Monday, February 21, 2011

When Does A Minimum Wage Start Having Unemployment Effects?

According to Mike Moffat and Stephen Gordon, when it exceeds 40% of the average wage (excerpt):

Reconciling the Minimum Wage Literature

…There are dozens of studies that show increasing the minimum wage has an adverse effect on employment. However, Card and Kreuger (1993) and an excellent paper shared by Erin Weir, Dube, Lester, and Reich (2010) show that there is no reduction in employment when the minimum wage is raised. How can we possibly reconcile this?

There are a few ways. Back in 2006 Stephen Gordon wrote a blog piece When the minimum wage bites which looked at the work of Pierre Fortin (and others) and concluded:

“So what have we learned from all this?

  1. When minimum wages are 'low' - say, less than 40% of the average hourly wage - then moderate increases won't have a significant short-run effect on employment.
  2. When minimum wages are around 45% of the average, they significantly reduce employment.”

That is one explanation - that the studies that show no adverse effect had minimum wages below the 40% threshold. I believe there may be another explanation. In Three Changes Making It Difficult To Find a Low Skill Job I discuss the three substitutes for minimum wage labour:

  1. Find a technological solution. Rather than hiring another worker, is there a piece of equipment or machinery that will do the job, or make existing workers more productive so another person is not needed? The automated checkouts in grocery stores might be a good example, though I've often wondered how much labour they truly save.
  2. Outsource/offshore/subcontract.
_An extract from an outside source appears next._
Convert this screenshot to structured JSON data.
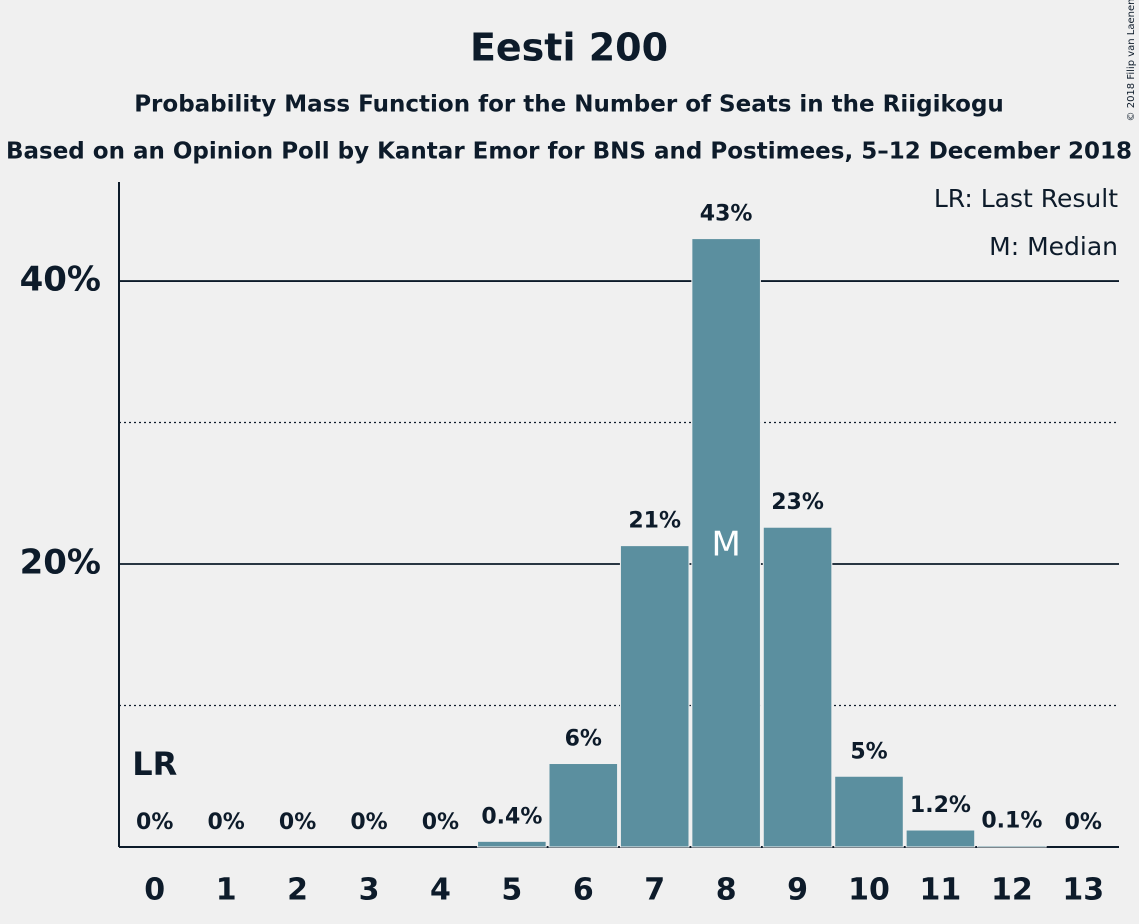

Instead of doing the work in-house, can we pay someone else to do it? Off-shoring has become easier than ever for even the smallest of businesses thanks to services such as eLance and Mechanical Turk.
  3. Do without. Instead of having 8 cash-registers open, can we get away with having only 7?

As you may know from my previous blog posts on the minimum wage, my own digging into this issue has led me to a similar conclusion as Stephen’s: that a minimum wage has little to no adverse effect if it is close to the wage that the labour market is freely offering. But here, he offers an easier threshold to look at – 40% of the average wage.

I honestly don’t know what the average wage rate in Malaysia is, though we’re pretty clear on the median wage which is around RM1,500 pcm. If that can be taken to be the crucial benchmark, then any minimum wage set above RM600 is going to cause job losses, or cause employers to seek the other alternatives that Mike talks about – invest in capital (if possible), outsourcing, and/or simply not hiring any new workers. The final alternative of course is that some businesses will simply shut up shop.

Which course will be followed will depend on the particulars of each industry and employer – technically, it would depend on the elasticity of substitution between capital and labour, and the wage price elasticity of labour itself. None of this is of course necessarily undesirable from a macro-perspective, as getting Malaysian businesses to be more capital-intensive/skill-intensive is part of the NEM/ETP goals.

But at this stage, we have to recognise that there will be a social cost involved in setting a minimum wage, and it seems likely that there will be losers in this process. That makes the provision of a social safety net and greater investment in reskilling/retraining programs a critical adjunct to any minimum wage proposal – it is better to be proactive than reactive here. Whether we will need to suffer a permanently higher long term unemployment rate is still to me unknown – job losses might concentrated among immigrant workers (i.e. the labour force might shrink in response) – but that too is something to worry about.


  1. Hisham,
    what is wage-led growth policy and profit-led growth policy?

    1. @anon

      I've never seen those terms used, but at a guess, it would be demand-side (wages) and supply side (profits) growth policies. The former looks at active demand management through the use of government spending; the latter involves increasing spending and the returns to investment by cutting corporate and personal income taxes.